What Is an Involuntary Bankruptcy Case?

The vast majority of bankruptcy cases are filed by people and entities voluntarily, meaning that the individual or company suffering financial difficulty will make the decision to file a bankruptcy case and will initiate the case by filing a voluntary petition with the bankruptcy court.

Sometimes creditors are not willing to wait for their borrowers to make the decision. They may be faced with a borrower who is squandering assets or isn’t paying its debts as they come due but has assets that could be used to satisfy those debts.

Faced with a borrower who should be in bankruptcy but refuses or otherwise fails to take action on its own, creditors can make use of this tool to force the borrower into either a Chapter 7 straight bankruptcy or a Chapter 11 reorganization bankruptcy. Other types of bankruptcy are not available.

Involuntary bankruptcies are authorized under the bankruptcy code at 11 U.S.C.§​ 303.

Who Can and Cannot Be Put Into Bankruptcy Involuntarily?

Not all entities can be put into an involuntary case. Involuntary bankruptcy is off limits if the borrower is a bank, insurance company, not-for-profit organization, credit union, farmer, family farmer, municipality or other governmental unit.

The majority of involuntary cases are filed against borrowers who are businesses. Involuntary cases against individuals are rare. Individuals can claim exemptions to protect at least some of their assets and keep those assets out of the hands of the creditors in a bankruptcy case. Unless the individual is well off and has lots of unprotected assets, an involuntary bankruptcy won't be worthwhile. Involuntaries against businesses are much more likely to bring satisfaction to creditors because businesses cannot exempt property.

Who Can Bring an Involuntary Bankruptcy?

Creditors with “standing” can file an involuntary bankruptcy. To have standing, the creditor’s debt must meet certain criteria:

  • The debt cannot be contingent as to liability. In other words, there are no conditions that must be met before the borrower will be liable on the debt. For instance, the debt could be contingent if it’s based on a guarantee that is not yet activated.
  • The debt is not subject to a bona fide dispute as to the debt’s validity or existence.

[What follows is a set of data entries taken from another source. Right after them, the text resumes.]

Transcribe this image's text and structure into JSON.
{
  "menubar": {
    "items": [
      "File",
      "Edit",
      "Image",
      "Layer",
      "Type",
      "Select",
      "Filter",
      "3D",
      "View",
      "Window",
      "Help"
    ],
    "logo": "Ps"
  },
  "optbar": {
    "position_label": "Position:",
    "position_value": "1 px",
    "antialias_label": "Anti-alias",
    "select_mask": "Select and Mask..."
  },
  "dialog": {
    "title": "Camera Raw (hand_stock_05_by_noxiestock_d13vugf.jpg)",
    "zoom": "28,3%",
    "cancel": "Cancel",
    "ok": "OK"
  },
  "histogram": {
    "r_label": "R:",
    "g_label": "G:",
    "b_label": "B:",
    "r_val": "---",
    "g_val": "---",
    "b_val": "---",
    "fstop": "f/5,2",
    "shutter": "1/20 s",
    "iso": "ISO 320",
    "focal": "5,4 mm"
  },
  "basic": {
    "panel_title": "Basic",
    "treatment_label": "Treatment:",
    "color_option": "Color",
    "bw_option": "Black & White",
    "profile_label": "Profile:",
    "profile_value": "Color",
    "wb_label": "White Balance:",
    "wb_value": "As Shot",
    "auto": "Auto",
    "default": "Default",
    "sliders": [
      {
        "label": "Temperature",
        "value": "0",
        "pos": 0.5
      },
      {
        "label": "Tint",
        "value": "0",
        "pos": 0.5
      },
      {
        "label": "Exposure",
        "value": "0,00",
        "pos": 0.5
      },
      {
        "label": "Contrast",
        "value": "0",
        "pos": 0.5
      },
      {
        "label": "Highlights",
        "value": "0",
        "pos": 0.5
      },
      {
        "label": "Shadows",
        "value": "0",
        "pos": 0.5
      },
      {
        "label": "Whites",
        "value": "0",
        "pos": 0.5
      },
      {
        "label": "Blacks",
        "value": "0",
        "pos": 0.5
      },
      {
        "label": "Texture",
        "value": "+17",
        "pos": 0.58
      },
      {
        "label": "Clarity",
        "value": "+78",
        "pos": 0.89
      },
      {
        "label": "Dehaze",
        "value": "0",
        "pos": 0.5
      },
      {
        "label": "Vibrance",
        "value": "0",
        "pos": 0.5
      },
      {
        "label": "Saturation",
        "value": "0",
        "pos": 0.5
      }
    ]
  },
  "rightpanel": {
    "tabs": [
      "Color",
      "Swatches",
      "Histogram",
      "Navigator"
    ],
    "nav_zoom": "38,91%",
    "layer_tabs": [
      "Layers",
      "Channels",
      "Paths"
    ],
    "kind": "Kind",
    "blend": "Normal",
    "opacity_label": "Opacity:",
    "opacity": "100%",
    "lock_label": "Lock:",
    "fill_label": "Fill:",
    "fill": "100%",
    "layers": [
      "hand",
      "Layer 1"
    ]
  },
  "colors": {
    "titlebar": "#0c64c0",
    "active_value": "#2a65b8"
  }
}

How Many Creditors Are Necessary?

If the borrower has 12 or fewer creditors, the involuntary petition can be filed by one creditor with a debt of at least $15,775 (as of March 2018). The creditor cannot be an employer, insider, or the transferee of an avoidable transfer.

If the borrower has more than 12 creditors, three creditors with an aggregate of $15,775 in debt (as of March 2018) can file the petition.

If the borrower is a partnership, there are additional criteria for bringing the involuntary action. 

Can the Borrower Oppose the Involuntary Petition?

Yes, the borrower can oppose the petition. Once the creditors have filed the petition, the borrower has 20 days to respond. The borrower will often attack the creditors’ standing to bring the petition, claim that the debts are subject to dispute or would otherwise not be eligible, attempt to bring evidence that it is paying its debts, or that the petition was brought in bad faith. It is up to the bankruptcy judge to decide whether to allow the involuntary petition and whether the case will move forward under Chapter 7 or Chapter 11. If the case goes forward, the borrower is bound by it.

Borrowers can also choose to convert the petition from an involuntary case to a voluntary one, or negotiate with the creditors to allow the case to move forward as a Chapter 11 reorganization if the creditors filed it as a Chapter 7. 

If the Court Dismisses the Involuntary Case

The bankruptcy court can find that the involuntary case was not properly brought and can dismiss it. The court has the authority to enter a judgment against the petitioning creditors for the borrower’s costs and attorney’s fees. If the court finds that the filing was made in bad faith, it can also award compensatory or even punitive damages.

For an account of the aftermath of a failed involuntary petition against Philadelphia businessman Maury Rosenberg, which has been litigated and e-litigated for a number of years and is not yet resolved, see the July 17, 2016, Minneapolis Star Tribune article, For U.S. Bancorp and a Philadelphia businessman, a bankruptcy case that will not die.